To be a software developer, you need to:
- Have a keen interest. Software development is not something you can casually fall into and pick up. You need to have a keen and genuine interest in the subject, having had some exposure to understand what it entails. Usually this starts from a fascination about how a computer program might work and the desire to try writing similar or better yourself, not getting put off by initial investigation.
- Have tried it. That initial interest needs to blossom into spending time learning to code, trying things out, reading lots about it, and making some progress to establish whether it is something you wish to pursue or not. Like any profession, it's unrealistic to expect training to get you there from nowhere without initial or ongoing effort. The best way to learn is self-learning with some nurturing, but you need to fully understand what it entails first. It's like wanting to be a chef without ever having made a meal and instead being driven by the end results or customer reactions, but then discovering you either don't like the process or are unable to pick it up.
- Be realistic. It's a long way from using an application to developing one, in the same way that driving a car is very different from building one. Be prepared for a steep learning curve and lots of critical thinking. Also be aware that programming is little about visual design, with most time spent writing lines of code and logic. Although programming has become more easily accessible in recent times in some ways, it has become more complex in others, and it's still not easy to grasp.
- Eat, breath and live programming. Programming is probably a lifestyle rather than a profession. Because programming requires a lot of learning and practice, you'll rarely see a part-time enthusiast become competent. Like most skilled professions, the more you do it, the better you get. But take time off it and those skills are quickly forgotten. The best programmers are passionate about it and do it in their spare time, constantly learning and trying things out. I'm not saying you need to be a nerd with no social life, but it helps!

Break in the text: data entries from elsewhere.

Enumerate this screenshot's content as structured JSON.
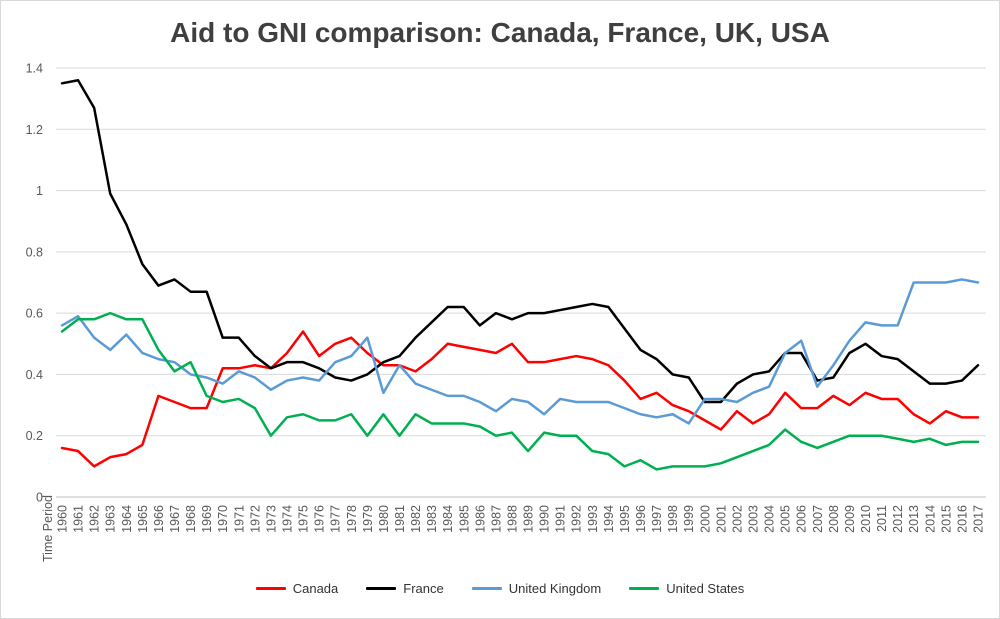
{
  "chart_data": {
    "type": "line",
    "title": "Aid to GNI comparison: Canada, France, UK, USA",
    "xlabel": "Time Period",
    "ylabel": "",
    "ylim": [
      0,
      1.4
    ],
    "y_ticks": [
      0,
      0.2,
      0.4,
      0.6,
      0.8,
      1,
      1.2,
      1.4
    ],
    "y_tick_labels": [
      "0",
      "0.2",
      "0.4",
      "0.6",
      "0.8",
      "1",
      "1.2",
      "1.4"
    ],
    "grid": "horizontal",
    "grid_color": "#d9d9d9",
    "axis_color": "#bfbfbf",
    "legend_position": "bottom",
    "categories": [
      "1960",
      "1961",
      "1962",
      "1963",
      "1964",
      "1965",
      "1966",
      "1967",
      "1968",
      "1969",
      "1970",
      "1971",
      "1972",
      "1973",
      "1974",
      "1975",
      "1976",
      "1977",
      "1978",
      "1979",
      "1980",
      "1981",
      "1982",
      "1983",
      "1984",
      "1985",
      "1986",
      "1987",
      "1988",
      "1989",
      "1990",
      "1991",
      "1992",
      "1993",
      "1994",
      "1995",
      "1996",
      "1997",
      "1998",
      "1999",
      "2000",
      "2001",
      "2002",
      "2003",
      "2004",
      "2005",
      "2006",
      "2007",
      "2008",
      "2009",
      "2010",
      "2011",
      "2012",
      "2013",
      "2014",
      "2015",
      "2016",
      "2017"
    ],
    "series": [
      {
        "name": "Canada",
        "color": "#ff0000",
        "values": [
          0.16,
          0.15,
          0.1,
          0.13,
          0.14,
          0.17,
          0.33,
          0.31,
          0.29,
          0.29,
          0.42,
          0.42,
          0.43,
          0.42,
          0.47,
          0.54,
          0.46,
          0.5,
          0.52,
          0.47,
          0.43,
          0.43,
          0.41,
          0.45,
          0.5,
          0.49,
          0.48,
          0.47,
          0.5,
          0.44,
          0.44,
          0.45,
          0.46,
          0.45,
          0.43,
          0.38,
          0.32,
          0.34,
          0.3,
          0.28,
          0.25,
          0.22,
          0.28,
          0.24,
          0.27,
          0.34,
          0.29,
          0.29,
          0.33,
          0.3,
          0.34,
          0.32,
          0.32,
          0.27,
          0.24,
          0.28,
          0.26,
          0.26
        ]
      },
      {
        "name": "France",
        "color": "#000000",
        "values": [
          1.35,
          1.36,
          1.27,
          0.99,
          0.89,
          0.76,
          0.69,
          0.71,
          0.67,
          0.67,
          0.52,
          0.52,
          0.46,
          0.42,
          0.44,
          0.44,
          0.42,
          0.39,
          0.38,
          0.4,
          0.44,
          0.46,
          0.52,
          0.57,
          0.62,
          0.62,
          0.56,
          0.6,
          0.58,
          0.6,
          0.6,
          0.61,
          0.62,
          0.63,
          0.62,
          0.55,
          0.48,
          0.45,
          0.4,
          0.39,
          0.31,
          0.31,
          0.37,
          0.4,
          0.41,
          0.47,
          0.47,
          0.38,
          0.39,
          0.47,
          0.5,
          0.46,
          0.45,
          0.41,
          0.37,
          0.37,
          0.38,
          0.43
        ]
      },
      {
        "name": "United Kingdom",
        "color": "#5b9bd5",
        "values": [
          0.56,
          0.59,
          0.52,
          0.48,
          0.53,
          0.47,
          0.45,
          0.44,
          0.4,
          0.39,
          0.37,
          0.41,
          0.39,
          0.35,
          0.38,
          0.39,
          0.38,
          0.44,
          0.46,
          0.52,
          0.34,
          0.43,
          0.37,
          0.35,
          0.33,
          0.33,
          0.31,
          0.28,
          0.32,
          0.31,
          0.27,
          0.32,
          0.31,
          0.31,
          0.31,
          0.29,
          0.27,
          0.26,
          0.27,
          0.24,
          0.32,
          0.32,
          0.31,
          0.34,
          0.36,
          0.47,
          0.51,
          0.36,
          0.43,
          0.51,
          0.57,
          0.56,
          0.56,
          0.7,
          0.7,
          0.7,
          0.71,
          0.7
        ]
      },
      {
        "name": "United States",
        "color": "#00b050",
        "values": [
          0.54,
          0.58,
          0.58,
          0.6,
          0.58,
          0.58,
          0.48,
          0.41,
          0.44,
          0.33,
          0.31,
          0.32,
          0.29,
          0.2,
          0.26,
          0.27,
          0.25,
          0.25,
          0.27,
          0.2,
          0.27,
          0.2,
          0.27,
          0.24,
          0.24,
          0.24,
          0.23,
          0.2,
          0.21,
          0.15,
          0.21,
          0.2,
          0.2,
          0.15,
          0.14,
          0.1,
          0.12,
          0.09,
          0.1,
          0.1,
          0.1,
          0.11,
          0.13,
          0.15,
          0.17,
          0.22,
          0.18,
          0.16,
          0.18,
          0.2,
          0.2,
          0.2,
          0.19,
          0.18,
          0.19,
          0.17,
          0.18,
          0.18
        ]
      }
    ]
  }
}
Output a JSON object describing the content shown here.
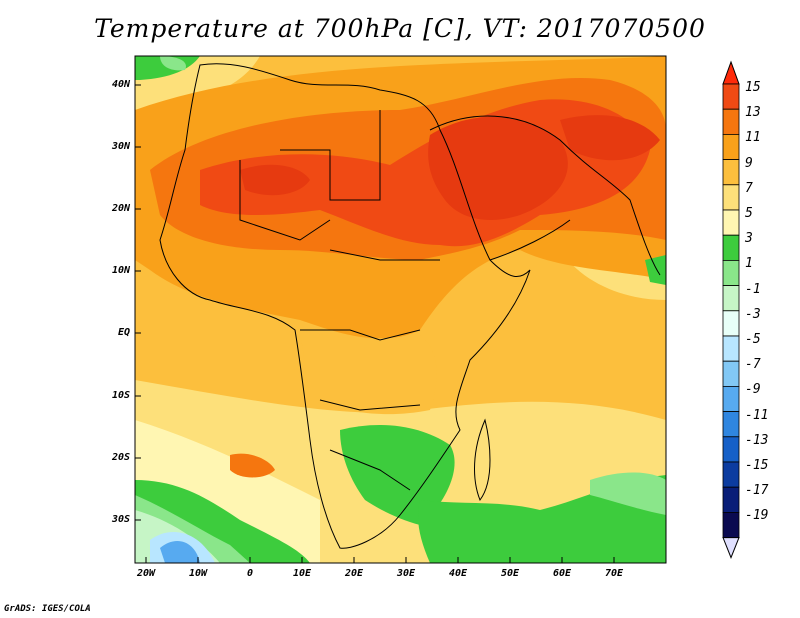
{
  "title": "Temperature at 700hPa [C], VT: 2017070500",
  "credit": "GrADS: IGES/COLA",
  "lat_labels": [
    "40N",
    "30N",
    "20N",
    "10N",
    "EQ",
    "10S",
    "20S",
    "30S"
  ],
  "lon_labels": [
    "20W",
    "10W",
    "0",
    "10E",
    "20E",
    "30E",
    "40E",
    "50E",
    "60E",
    "70E"
  ],
  "colorbar": {
    "levels": [
      "15",
      "13",
      "11",
      "9",
      "7",
      "5",
      "3",
      "1",
      "-1",
      "-3",
      "-5",
      "-7",
      "-9",
      "-11",
      "-13",
      "-15",
      "-17",
      "-19"
    ],
    "colors": [
      "#ff2a0a",
      "#f04a14",
      "#f5760f",
      "#f9a11a",
      "#fcbf3d",
      "#fde07a",
      "#fff6b2",
      "#3dcc3d",
      "#8ae68a",
      "#c6f5c6",
      "#e8fff8",
      "#b8e6ff",
      "#82c8f5",
      "#57aaf0",
      "#2f86e0",
      "#1660c8",
      "#0c3ca0",
      "#091e78",
      "#0a0a50",
      "#e0e0ff"
    ]
  }
}
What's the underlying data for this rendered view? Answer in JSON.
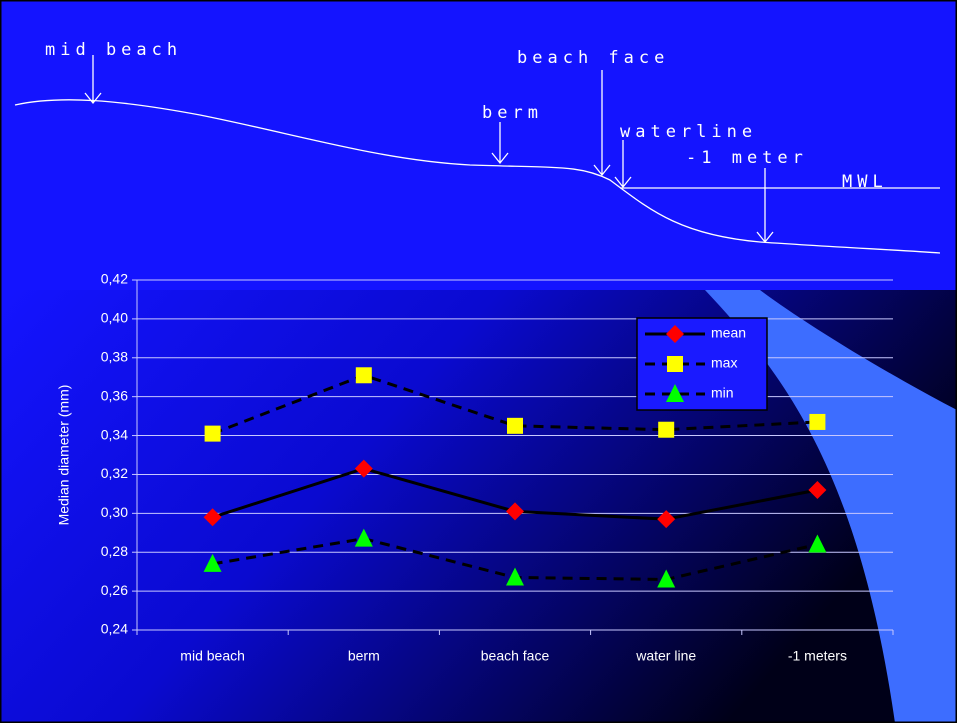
{
  "diagram": {
    "labels": [
      "mid beach",
      "beach face",
      "berm",
      "waterline",
      "-1 meter",
      "MWL"
    ]
  },
  "chart_data": {
    "type": "line",
    "y_label": "Median diameter (mm)",
    "categories": [
      "mid beach",
      "berm",
      "beach face",
      "water line",
      "-1 meters"
    ],
    "series": [
      {
        "name": "mean",
        "color": "#ff0000",
        "marker": "diamond",
        "line_style": "solid",
        "values": [
          0.298,
          0.323,
          0.301,
          0.297,
          0.312
        ]
      },
      {
        "name": "max",
        "color": "#ffff00",
        "marker": "square",
        "line_style": "dashed",
        "values": [
          0.341,
          0.371,
          0.345,
          0.343,
          0.347
        ]
      },
      {
        "name": "min",
        "color": "#00ff00",
        "marker": "triangle",
        "line_style": "dashed",
        "values": [
          0.274,
          0.287,
          0.267,
          0.266,
          0.284
        ]
      }
    ],
    "ylim": [
      0.24,
      0.42
    ],
    "yticks": [
      {
        "value": 0.24,
        "label": "0,24"
      },
      {
        "value": 0.26,
        "label": "0,26"
      },
      {
        "value": 0.28,
        "label": "0,28"
      },
      {
        "value": 0.3,
        "label": "0,30"
      },
      {
        "value": 0.32,
        "label": "0,32"
      },
      {
        "value": 0.34,
        "label": "0,34"
      },
      {
        "value": 0.36,
        "label": "0,36"
      },
      {
        "value": 0.38,
        "label": "0,38"
      },
      {
        "value": 0.4,
        "label": "0,40"
      },
      {
        "value": 0.42,
        "label": "0,42"
      }
    ],
    "grid": true,
    "legend": "upper right"
  }
}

- Have the will to succeed. Staying power and dedication are essential. Much of programming is about frequently solving problems day in and day out. You need to have the patience and will-power to see challenges through and not give up at the first hurdle. You'll fail many times before you succeed, but failure is usually an important part of any process.
- Education. Good maths, analytical and logical thinking skills. A computing degree (with programming exposure), but preferably computer science, is almost essential unless there is another proven track record (i.e. you've developed something notable in your spare time). Your ability to learn, understand and visualise needs to be excellent, since this doesn't stop.
Computer Repair / IT support isn't programming
There can be a misconception that if someone is good at fixing or troubleshooting computer problems, or is generally good at using computers, they can be programmer. The two are very different disciplines, with IT support having very little in common with programming.
Programming is complex, so even if someone is very familiar with computers, there's no guarantee they'll be able to grasp it. It requires a different mindset, working at a much lower level and long term dedication.
If you think you have what it takes and could cut the mustard, programming/software development can be tremendously rewarding. From solving a complex problem to seeing your production being used, appreciated, and making a difference in a real word environment, can be a great feeling.
We receive frequent complements from customers and have a good return rate because they really value the systems we produce. We're also fortunate to work on some exciting and high-profile applications throughout the UK and abroad. What other profession lets your work be so positively received and far reaching?